The discrete Fourier transform of a complex vector $\mb{z}=(z_{0},\ldots ,z_{N-1})$ is the vector $\mb{Z}=(Z_{0},\ldots ,Z_{N-1})$, where

\[  Z_{j}=\sum _{l=0}^{N-1}z_{l}e^{2\pi i l j/N}, \quad j=0,\ldots ,N-1  \]

and i is the square root of –1. The vector $\mb{z}$ can be recovered from $\mb{Z}$ by applying the inverse discrete Fourier transform formula

\[  z_{l}=N^{-1}\sum _{j=0}^{N-1}Z_{j}e^{-2\pi i l j/N}, \quad l=0,\ldots ,N-1  \]

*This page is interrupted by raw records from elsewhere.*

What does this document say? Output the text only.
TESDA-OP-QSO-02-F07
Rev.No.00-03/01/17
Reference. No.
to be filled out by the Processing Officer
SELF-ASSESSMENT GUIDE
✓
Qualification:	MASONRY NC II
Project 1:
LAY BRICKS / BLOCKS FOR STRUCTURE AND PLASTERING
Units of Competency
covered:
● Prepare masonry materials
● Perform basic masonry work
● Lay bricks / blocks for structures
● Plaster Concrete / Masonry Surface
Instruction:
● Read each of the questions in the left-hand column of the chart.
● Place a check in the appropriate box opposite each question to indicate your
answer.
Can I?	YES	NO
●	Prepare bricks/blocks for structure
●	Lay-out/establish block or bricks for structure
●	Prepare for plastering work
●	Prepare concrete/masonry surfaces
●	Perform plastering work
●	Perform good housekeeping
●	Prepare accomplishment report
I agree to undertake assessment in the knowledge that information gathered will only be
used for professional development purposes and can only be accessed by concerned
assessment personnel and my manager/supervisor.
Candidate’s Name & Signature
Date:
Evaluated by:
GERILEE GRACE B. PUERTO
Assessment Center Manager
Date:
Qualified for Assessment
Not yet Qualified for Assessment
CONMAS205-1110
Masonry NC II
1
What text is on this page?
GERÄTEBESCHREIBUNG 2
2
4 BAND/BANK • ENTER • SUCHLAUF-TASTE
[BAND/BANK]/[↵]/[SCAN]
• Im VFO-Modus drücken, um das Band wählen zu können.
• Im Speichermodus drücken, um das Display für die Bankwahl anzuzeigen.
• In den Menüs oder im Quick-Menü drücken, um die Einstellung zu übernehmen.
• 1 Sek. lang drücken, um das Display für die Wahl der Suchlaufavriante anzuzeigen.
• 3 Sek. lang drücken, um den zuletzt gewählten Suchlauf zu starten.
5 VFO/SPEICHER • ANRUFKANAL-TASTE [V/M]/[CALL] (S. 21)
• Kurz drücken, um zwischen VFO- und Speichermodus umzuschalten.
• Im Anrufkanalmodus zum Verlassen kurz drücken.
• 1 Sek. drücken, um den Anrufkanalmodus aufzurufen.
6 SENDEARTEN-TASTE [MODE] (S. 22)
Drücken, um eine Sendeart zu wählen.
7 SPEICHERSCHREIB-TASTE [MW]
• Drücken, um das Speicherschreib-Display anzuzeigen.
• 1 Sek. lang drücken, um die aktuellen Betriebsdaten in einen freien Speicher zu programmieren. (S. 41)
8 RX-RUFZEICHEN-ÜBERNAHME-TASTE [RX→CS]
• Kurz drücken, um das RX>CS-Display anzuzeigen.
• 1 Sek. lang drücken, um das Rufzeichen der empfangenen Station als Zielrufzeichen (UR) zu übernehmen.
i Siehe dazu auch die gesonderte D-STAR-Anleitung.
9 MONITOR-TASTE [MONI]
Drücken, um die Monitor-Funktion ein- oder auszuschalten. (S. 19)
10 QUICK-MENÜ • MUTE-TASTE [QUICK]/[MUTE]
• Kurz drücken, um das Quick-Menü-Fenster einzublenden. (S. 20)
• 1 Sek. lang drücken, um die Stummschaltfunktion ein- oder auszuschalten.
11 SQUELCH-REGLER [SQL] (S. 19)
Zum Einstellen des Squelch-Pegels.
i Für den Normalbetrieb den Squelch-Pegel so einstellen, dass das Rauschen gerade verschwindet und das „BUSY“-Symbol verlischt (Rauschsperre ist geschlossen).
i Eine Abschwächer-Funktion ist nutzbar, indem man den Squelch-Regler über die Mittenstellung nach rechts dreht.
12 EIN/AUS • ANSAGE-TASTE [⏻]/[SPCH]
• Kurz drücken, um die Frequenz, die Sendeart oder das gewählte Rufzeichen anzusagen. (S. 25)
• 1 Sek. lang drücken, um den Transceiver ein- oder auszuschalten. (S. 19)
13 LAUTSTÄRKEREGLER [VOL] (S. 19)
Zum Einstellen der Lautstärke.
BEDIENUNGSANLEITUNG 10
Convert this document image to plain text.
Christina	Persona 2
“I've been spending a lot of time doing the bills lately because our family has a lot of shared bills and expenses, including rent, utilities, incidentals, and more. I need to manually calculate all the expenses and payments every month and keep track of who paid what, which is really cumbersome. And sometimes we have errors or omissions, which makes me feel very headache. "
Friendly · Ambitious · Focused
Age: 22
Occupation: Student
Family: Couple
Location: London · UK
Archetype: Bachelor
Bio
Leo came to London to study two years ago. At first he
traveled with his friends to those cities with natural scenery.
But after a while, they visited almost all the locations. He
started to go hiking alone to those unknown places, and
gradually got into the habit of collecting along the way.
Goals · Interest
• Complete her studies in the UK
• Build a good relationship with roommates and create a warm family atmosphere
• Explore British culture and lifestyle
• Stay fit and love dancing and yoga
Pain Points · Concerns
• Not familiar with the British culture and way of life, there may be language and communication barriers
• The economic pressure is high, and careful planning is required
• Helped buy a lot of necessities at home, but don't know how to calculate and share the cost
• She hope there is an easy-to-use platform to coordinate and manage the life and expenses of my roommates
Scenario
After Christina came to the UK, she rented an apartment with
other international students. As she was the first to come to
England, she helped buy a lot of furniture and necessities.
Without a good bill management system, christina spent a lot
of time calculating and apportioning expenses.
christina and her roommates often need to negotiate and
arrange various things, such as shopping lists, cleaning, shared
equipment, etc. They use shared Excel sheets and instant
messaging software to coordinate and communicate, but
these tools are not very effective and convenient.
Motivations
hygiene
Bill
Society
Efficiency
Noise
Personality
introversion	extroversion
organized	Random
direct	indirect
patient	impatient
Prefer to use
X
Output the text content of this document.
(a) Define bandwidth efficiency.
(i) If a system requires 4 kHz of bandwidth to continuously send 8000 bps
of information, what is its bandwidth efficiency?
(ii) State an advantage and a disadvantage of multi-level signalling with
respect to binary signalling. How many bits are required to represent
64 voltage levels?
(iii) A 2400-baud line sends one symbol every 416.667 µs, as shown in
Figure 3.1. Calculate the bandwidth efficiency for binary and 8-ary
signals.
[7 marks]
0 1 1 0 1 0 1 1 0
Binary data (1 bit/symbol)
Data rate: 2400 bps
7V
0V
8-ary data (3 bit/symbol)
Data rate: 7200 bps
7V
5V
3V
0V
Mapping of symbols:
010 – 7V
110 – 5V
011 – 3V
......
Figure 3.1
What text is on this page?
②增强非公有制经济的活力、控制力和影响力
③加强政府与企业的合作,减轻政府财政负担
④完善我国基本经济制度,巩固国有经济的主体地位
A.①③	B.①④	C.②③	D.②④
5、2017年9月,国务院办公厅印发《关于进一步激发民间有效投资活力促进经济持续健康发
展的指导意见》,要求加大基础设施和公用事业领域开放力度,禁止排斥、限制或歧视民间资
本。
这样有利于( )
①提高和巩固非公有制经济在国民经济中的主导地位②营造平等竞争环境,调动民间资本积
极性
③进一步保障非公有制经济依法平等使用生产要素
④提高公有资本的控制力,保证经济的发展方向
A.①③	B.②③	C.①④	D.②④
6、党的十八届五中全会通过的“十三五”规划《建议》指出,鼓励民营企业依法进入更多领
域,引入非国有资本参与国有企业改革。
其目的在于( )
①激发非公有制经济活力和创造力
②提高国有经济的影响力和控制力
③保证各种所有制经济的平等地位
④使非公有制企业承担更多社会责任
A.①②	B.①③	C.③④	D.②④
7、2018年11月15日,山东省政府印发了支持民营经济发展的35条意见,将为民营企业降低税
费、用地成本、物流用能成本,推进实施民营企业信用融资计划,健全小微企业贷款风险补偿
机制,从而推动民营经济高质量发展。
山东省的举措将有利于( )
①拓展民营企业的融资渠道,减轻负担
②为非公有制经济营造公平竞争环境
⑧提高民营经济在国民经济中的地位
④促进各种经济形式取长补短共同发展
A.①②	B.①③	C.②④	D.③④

Discrete Fourier transforms and their inverses can be computed quickly using the FFT algorithm, especially when N is highly composite; that is, it can be decomposed into many factors, such as a power of 2. By the discrete convolution theorem, the convolution of two vectors is the inverse Fourier transform of the element-by-element product of their Fourier transforms. This, however, requires certain periodicity assumptions, which explains why the vectors $\bK $ and $\bC $ require zero-padding. This is to avoid wrap-around effects (see Press et al.; 1988, pp. 410–411). The vector $\bK $ is actually mirror-imaged so that the convolution of $\bC $ and $\bK $ will be the vector of binned estimates. Thus, if S denotes the inverse Fourier transform of the element-by-element product of the Fourier transforms of $\bK $ and $\bC $, then the first g elements of S are the estimates.

The bivariate Fourier transform of an $N_{1}\times N_{2}$ complex matrix having $ (l_{1}+1,l_{2}+1)$ entry equal to $z_{l_{1}l_{2}}$ is the $N_{1}\times N_{2}$ matrix with $ (j_{1}+1,j_{2}+1)$ entry given by

\[  Z_{j_{1}j_{2}}=\sum _{l_{1}=0}^{N_{1}-1} \sum _{l_{2}=0}^{N_{2}-1} z_{l_{1}l_{2}} e^{2\pi i(l_{1}j_{1}/N_{1}+l_{2}j_{2}/N_{2})}  \]

and the formula of the inverse is

\[  z_{l_{1}l_{2}}=(N_{1}N_{2})^{-1} \sum _{j_{1}=0}^{N_{1}-1} \sum _{j_{2}=0}^{N_{2}-1} Z_{j_{1}j_{2}} e^{-2\pi i(l_{1}j_{1}/N_{1}+l_{2}j_{2}/N_{2})}  \]

The same discrete convolution theorem applies, and zero-padding is needed for matrices $\bC $ and $\bK $. In the case of $\bK $, the matrix is mirror-imaged twice. Thus, if S denotes the inverse Fourier transform of the element-by-element product of the Fourier transforms of $\bK $ and $\bC $, then the upper-left $g_{X}\times g_{Y}$ corner of S contains the estimates.